The fact that this is election year in New Zealand does not help, as politicians play the race card to win votes.
Asians have been accused of forcing up house prices, clogging up roads, stealing jobs and abusing the welfare system.
The day-to-day realities of racial discrimination against Asians become even more obvious in my line of work.
I edit an Asian community newspaper and am a volunteer chairperson for the Asian Youth Trust - a body supporting young Asian migrants and students.
Last year, a Vietnamese girl was kicked and beaten to the ground at the Christchurch bus interchange by two shaven head New Zealanders. Witnesses just looked on.
I decided that enough is enough.
I agreed to work with a Malaysian lawyer and a Muslim university lecturer to organise a march against racism in May last year. The call was for stronger law against race-hate crimes.
The skinheads decided to hold a counter rally, and were quoted in a newspaper report as saying, 'Asians who cannot fit in deserve to be abused'.
The local mayor denied racism exists in Christchurch: 'It's only people getting to know each other,' he said, calling the organisers 'extreme' and 'naive'.
The mayor of Christchurch asked the Asian organisers to back down and said the local council would support the rally only if Asians don their national costumes and turned the march into a street parade.
I considered this an insult. I did not migrate to New Zealand to become a court jester to entertain the Lord Mayor.
It was a little more encouraging that 2,000 people were at our rally, and about 20 were at the skinheads'.
The massive media coverage sparked more talk on racism and race relations.
But in not having a multicultural past, New Zealand is struggling to find something workable to help racial integration. The 2 1/2 years I spent in national service in Singapore made me realise that whether we are Malay, Indian, Chinese or Eurasian, we shared similar problems. Under our different coloured skins, we were the same.

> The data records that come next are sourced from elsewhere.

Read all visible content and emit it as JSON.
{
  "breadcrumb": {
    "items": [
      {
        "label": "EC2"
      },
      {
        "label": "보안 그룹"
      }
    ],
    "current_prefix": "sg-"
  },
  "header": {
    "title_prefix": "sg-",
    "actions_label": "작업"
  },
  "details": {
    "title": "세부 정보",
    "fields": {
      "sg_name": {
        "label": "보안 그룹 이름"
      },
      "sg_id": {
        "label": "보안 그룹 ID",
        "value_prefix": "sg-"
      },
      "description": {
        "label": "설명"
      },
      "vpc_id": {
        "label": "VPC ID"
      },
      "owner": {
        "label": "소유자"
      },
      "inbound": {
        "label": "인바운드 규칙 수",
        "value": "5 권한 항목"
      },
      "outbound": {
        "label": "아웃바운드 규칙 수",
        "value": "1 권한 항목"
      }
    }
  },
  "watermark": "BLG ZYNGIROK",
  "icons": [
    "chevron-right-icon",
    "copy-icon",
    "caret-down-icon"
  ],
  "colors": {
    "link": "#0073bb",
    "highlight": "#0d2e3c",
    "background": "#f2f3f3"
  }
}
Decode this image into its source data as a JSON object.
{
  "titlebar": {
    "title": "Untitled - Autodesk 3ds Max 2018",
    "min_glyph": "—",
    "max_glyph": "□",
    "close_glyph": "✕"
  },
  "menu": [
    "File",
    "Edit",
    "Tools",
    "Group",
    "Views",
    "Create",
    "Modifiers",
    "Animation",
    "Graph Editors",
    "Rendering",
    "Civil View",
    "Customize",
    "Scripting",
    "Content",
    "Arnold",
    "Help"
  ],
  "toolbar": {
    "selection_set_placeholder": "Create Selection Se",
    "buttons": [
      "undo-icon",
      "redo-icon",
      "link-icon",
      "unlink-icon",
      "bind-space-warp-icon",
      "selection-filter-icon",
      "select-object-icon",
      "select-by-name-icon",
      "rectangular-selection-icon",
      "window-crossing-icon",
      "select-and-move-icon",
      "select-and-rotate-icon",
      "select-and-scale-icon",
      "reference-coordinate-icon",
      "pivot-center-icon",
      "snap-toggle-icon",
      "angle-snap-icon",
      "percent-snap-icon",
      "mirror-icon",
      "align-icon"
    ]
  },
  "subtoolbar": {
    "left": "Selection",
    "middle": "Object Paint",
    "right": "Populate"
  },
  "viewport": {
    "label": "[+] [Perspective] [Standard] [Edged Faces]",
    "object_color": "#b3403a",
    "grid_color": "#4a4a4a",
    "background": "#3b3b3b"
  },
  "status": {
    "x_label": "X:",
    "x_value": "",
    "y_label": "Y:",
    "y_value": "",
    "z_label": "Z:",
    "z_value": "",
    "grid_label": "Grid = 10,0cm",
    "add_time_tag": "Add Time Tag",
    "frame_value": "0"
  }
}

I came out of the army having more friends from other races than before.
So, no matter how much fish and chips or pavlova (a popular Kiwi dessert) I eat, I will still be a Singaporean deep down.
It is different for my children though, and I have made it my mission to try and make New Zealand a better place for them.
Ryan will probably never make the All Blacks, and Megan will never be a Rachel Hunter - but they are New Zealanders. That's why I do stupid things like standing up to the skinheads.
I want my kids to grow up in a place where they are valued, no matter what their colour - just like in daddy's Singapore.